When a subclass of the information filtering system can predict the preferences or ratings that a user would give to an item or like, it is called a recommendation engine system. They are mostly used in the case of commercial applications.

They are used in a wide variety of areas, but most commonly recognized as playlist creators in various music services like YouTube, Spotify and even as Video or movie preferences in Netflix, Amazon Prime, etc. they are also used for product recommendations in online sites like Amazon and Flipkart and also contains recommendations in Instagram, Facebook, Twitter. 

These systems operate either using a single input, like music, or multiple inputs within and across platforms like news, books, and search queries. Online dating and restaurant sites have specific popular recommendation engines. To further explore research articles and experts, collaborators and financial services recommendation engines have also been developed.   

The recommendation engines mainly make use of both collaborative filtering as well as content-based filtering (personality-based approach), also other systems such as knowledge-based systems. 

The Collaborative filtering approach builds a model from a user’s past behavior, for example, like, items previously purchased or selected as well as similar decisions made by other users. This model is then made use to predict items that the user may show interest in. whereas, the Content-based filtering approach utilizes a series of discrete, pre-tagged characteristics of an item in order to recommend additional items with similar characteristics. However, the current recommendation engines typically combine one or more approaches into a hybrid system.

In 1990, at Columbia University, the Recommendation engines/systems were first mentioned by Jussi Karlgren as a “digital bookshelf”. From then it was implemented at scale and worked through in technical reports and publications. 

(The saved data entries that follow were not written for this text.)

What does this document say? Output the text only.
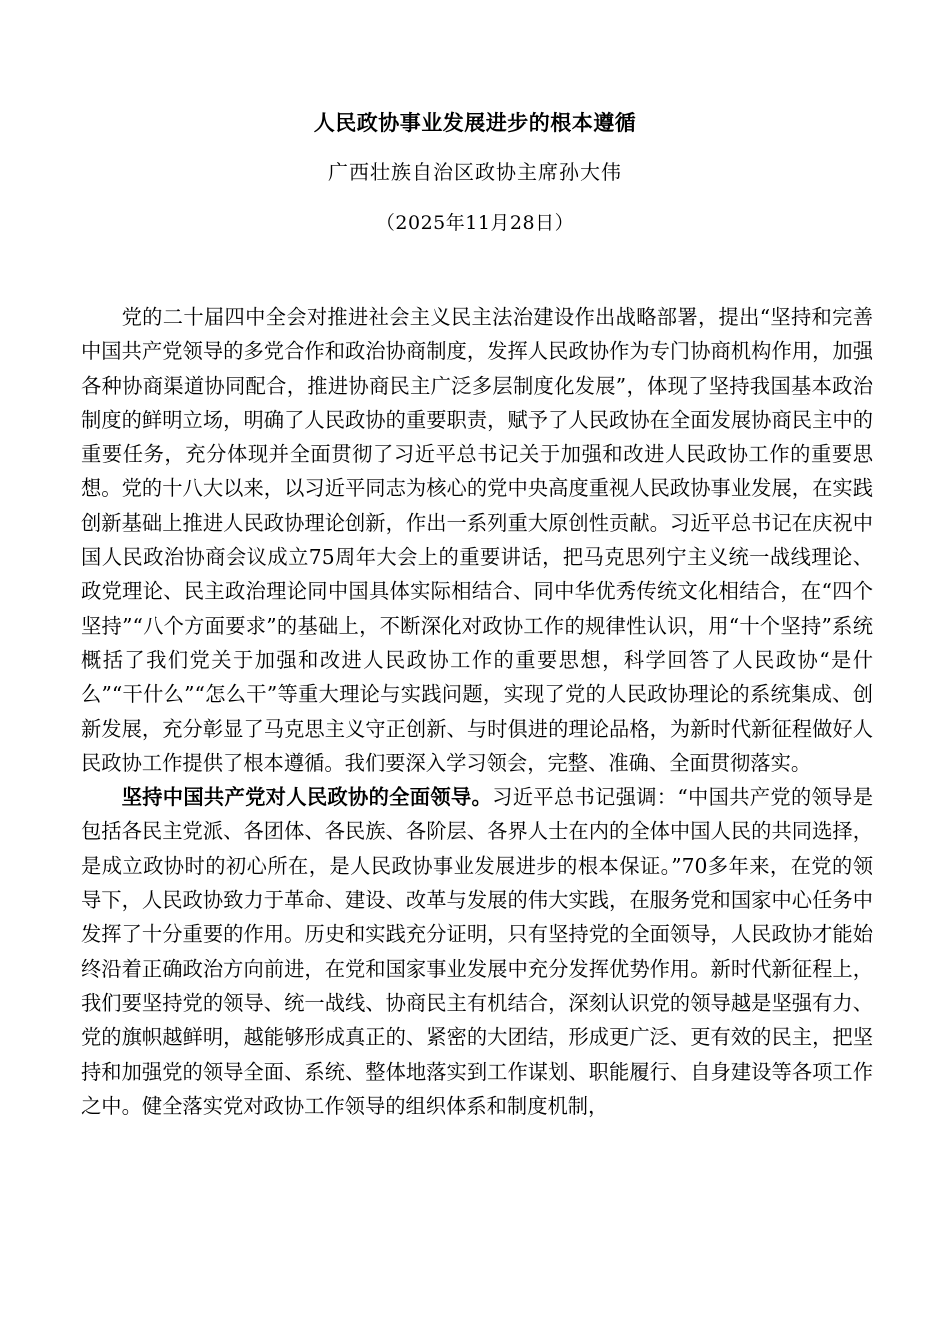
人民政协事业发展进步的根本遵循
广西壮族自治区政协主席孙大伟
（2025年11月28日）

党的二十届四中全会对推进社会主义民主法治建设作出战略部署，提出“坚持和完善中国共产党领导的多党合作和政治协商制度，发挥人民政协作为专门协商机构作用，加强各种协商渠道协同配合，推进协商民主广泛多层制度化发展”，体现了坚持我国基本政治制度的鲜明立场，明确了人民政协的重要职责，赋予了人民政协在全面发展协商民主中的重要任务，充分体现并全面贯彻了习近平总书记关于加强和改进人民政协工作的重要思想。党的十八大以来，以习近平同志为核心的党中央高度重视人民政协事业发展，在实践创新基础上推进人民政协理论创新，作出一系列重大原创性贡献。习近平总书记在庆祝中国人民政治协商会议成立75周年大会上的重要讲话，把马克思列宁主义统一战线理论、政党理论、民主政治理论同中国具体实际相结合、同中华优秀传统文化相结合，在“四个坚持”“八个方面要求”的基础上，不断深化对政协工作的规律性认识，用“十个坚持”系统概括了我们党关于加强和改进人民政协工作的重要思想，科学回答了人民政协“是什么”“干什么”“怎么干”等重大理论与实践问题，实现了党的人民政协理论的系统集成、创新发展，充分彰显了马克思主义守正创新、与时俱进的理论品格，为新时代新征程做好人民政协工作提供了根本遵循。我们要深入学习领会，完整、准确、全面贯彻落实。

坚持中国共产党对人民政协的全面领导。习近平总书记强调：“中国共产党的领导是包括各民主党派、各团体、各民族、各阶层、各界人士在内的全体中国人民的共同选择，是成立政协时的初心所在，是人民政协事业发展进步的根本保证。”70多年来，在党的领导下，人民政协致力于革命、建设、改革与发展的伟大实践，在服务党和国家中心任务中发挥了十分重要的作用。历史和实践充分证明，只有坚持党的全面领导，人民政协才能始终沿着正确政治方向前进，在党和国家事业发展中充分发挥优势作用。新时代新征程上，我们要坚持党的领导、统一战线、协商民主有机结合，深刻认识党的领导越是坚强有力、党的旗帜越鲜明，越能够形成真正的、紧密的大团结，形成更广泛、更有效的民主，把坚持和加强党的领导全面、系统、整体地落实到工作谋划、职能履行、自身建设等各项工作之中。健全落实党对政协工作领导的组织体系和制度机制，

A distinction is mainly made between explicit and implicit forms of data collection while building a model from a user’s behavior,

Examples of explicit data collection include the following:

  • Asking a user to rate an item on a sliding scale.
  • Asking a user to search.
  • Asking a user to rank a collection of items from favorite to least favorite.
  • Presenting two items to a user and asking him/her to choose the better one of them.
  • Asking a user to create a list of items that he/she likes 

Examples of implicit data collection include the following: Observing the items that a user views in an online store, Analyzing item/user viewing times, Keeping a record of the items that a user purchases online, Obtaining a list of items that a user has listened to or watched on his/her computer or Analyzing the user’s social network and discovering similar likes and dislikes.

Whereas, content-based filtering mainly makes use of the data like a model of the user’s preference and the user’s search history. 

In this article, we have mainly discussed the main two types of Recommendation engines. There are also other varieties like Multi-criteria recommendation engines, Risk-aware recommendation engines, Hybrid recommendation engines, Mobile recommendation engines, etc.